Wednesday, March 17, 2010

Four basic rules for news on surveys

There orders me a reader (thank you, Inés) a linkage to the fantastic page PHD Comics, which satirizes normally the academic life, but which this time has written in only one strip, four basic lessons of statistics for journalists.
"Piled Higher and Deeper" by Jorge Chamwww.phdcomics.com
My rapid translation:
Dear mass media,
On having given news on surveys results, please, pay attention to the following ones sugerencias:1. If two surveys differ in less than the error margin, there is no news. (In the vignette): "The survey information for the candidate O is collapsing!!!")
2. The scientific facts do not decide for polls of public opinion (In the vignette): Network of medieval news. "Yes, Galilean, but: what does he say to us about the last surveys that they say that the ground is flat?"

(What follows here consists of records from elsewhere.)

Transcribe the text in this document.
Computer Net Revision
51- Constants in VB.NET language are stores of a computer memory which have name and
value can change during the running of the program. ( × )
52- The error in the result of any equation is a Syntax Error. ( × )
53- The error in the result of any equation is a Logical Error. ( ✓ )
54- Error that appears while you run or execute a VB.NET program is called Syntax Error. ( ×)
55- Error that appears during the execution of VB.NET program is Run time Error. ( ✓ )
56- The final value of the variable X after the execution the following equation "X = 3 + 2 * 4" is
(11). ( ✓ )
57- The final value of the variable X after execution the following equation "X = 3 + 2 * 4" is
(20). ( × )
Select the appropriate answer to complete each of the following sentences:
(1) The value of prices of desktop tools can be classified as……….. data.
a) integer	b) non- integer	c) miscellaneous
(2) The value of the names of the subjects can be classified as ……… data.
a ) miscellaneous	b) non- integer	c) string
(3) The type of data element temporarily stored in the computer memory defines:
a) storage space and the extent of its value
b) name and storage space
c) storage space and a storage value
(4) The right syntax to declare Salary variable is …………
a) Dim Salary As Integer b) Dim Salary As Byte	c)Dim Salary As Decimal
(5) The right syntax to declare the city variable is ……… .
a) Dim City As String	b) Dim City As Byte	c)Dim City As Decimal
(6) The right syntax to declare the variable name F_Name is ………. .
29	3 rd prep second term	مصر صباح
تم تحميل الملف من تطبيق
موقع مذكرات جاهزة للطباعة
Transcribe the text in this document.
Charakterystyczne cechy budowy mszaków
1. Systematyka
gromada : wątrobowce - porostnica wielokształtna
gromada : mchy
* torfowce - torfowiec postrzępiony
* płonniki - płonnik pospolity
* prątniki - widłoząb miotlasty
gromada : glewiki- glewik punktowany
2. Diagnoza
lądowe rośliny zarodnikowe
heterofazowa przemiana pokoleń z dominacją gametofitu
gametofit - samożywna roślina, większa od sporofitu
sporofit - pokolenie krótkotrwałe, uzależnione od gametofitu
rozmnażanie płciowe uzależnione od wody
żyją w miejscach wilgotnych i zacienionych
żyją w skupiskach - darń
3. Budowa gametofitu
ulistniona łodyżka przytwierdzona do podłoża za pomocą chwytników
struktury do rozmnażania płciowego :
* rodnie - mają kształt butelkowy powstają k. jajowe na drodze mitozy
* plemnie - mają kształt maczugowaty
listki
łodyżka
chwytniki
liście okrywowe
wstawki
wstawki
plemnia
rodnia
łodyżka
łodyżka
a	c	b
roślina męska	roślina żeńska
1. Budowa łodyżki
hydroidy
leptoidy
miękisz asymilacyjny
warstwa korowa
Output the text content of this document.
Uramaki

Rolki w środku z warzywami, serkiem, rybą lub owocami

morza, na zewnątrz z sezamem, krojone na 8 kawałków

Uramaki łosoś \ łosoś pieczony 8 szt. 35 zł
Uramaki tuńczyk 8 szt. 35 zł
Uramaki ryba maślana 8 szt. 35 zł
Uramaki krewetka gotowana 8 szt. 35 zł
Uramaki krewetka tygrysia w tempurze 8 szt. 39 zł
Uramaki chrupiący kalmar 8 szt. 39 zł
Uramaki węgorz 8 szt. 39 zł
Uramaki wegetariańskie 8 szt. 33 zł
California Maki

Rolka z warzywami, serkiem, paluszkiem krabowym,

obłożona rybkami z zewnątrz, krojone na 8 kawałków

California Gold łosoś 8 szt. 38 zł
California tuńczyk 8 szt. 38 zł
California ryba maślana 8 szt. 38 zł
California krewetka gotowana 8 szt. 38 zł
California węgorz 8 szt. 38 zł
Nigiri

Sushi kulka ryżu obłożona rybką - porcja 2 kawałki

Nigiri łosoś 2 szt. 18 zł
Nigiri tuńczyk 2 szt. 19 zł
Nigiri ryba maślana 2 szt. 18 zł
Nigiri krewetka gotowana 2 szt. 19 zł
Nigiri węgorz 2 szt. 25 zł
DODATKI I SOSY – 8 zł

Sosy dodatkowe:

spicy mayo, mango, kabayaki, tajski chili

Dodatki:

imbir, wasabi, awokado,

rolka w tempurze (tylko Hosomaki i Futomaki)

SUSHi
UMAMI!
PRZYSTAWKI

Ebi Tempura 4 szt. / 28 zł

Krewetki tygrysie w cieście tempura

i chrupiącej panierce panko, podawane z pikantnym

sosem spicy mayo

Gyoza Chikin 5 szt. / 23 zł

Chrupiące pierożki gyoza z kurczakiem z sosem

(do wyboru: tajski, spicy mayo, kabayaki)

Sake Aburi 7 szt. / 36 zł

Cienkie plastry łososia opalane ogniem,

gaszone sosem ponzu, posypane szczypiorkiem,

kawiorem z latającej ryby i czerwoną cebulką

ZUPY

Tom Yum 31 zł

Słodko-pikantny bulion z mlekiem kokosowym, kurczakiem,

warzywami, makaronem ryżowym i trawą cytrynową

3. A survey of his Internet spectators / readership is not a scientific survey (In the vignette): Announcer: And now, to refill emission time, a survey that shows that the people who thinks how I it agrees with me. (In the cartel) I am right? Of course 99 % Me divide of laugh 67 %
4. How if all the surveys include the option "does not it matter for me? (In the vignette): Here the results of the survey are votaciónCandidato A: 30%Candidato B: 26%Lo that is: 44 %
Signed: someone who gave a basic statistics course
That should sound quite so familiarly in a cómic who writes himself in the United States, it makes us see that, as a friend says, "everywhere boil beans".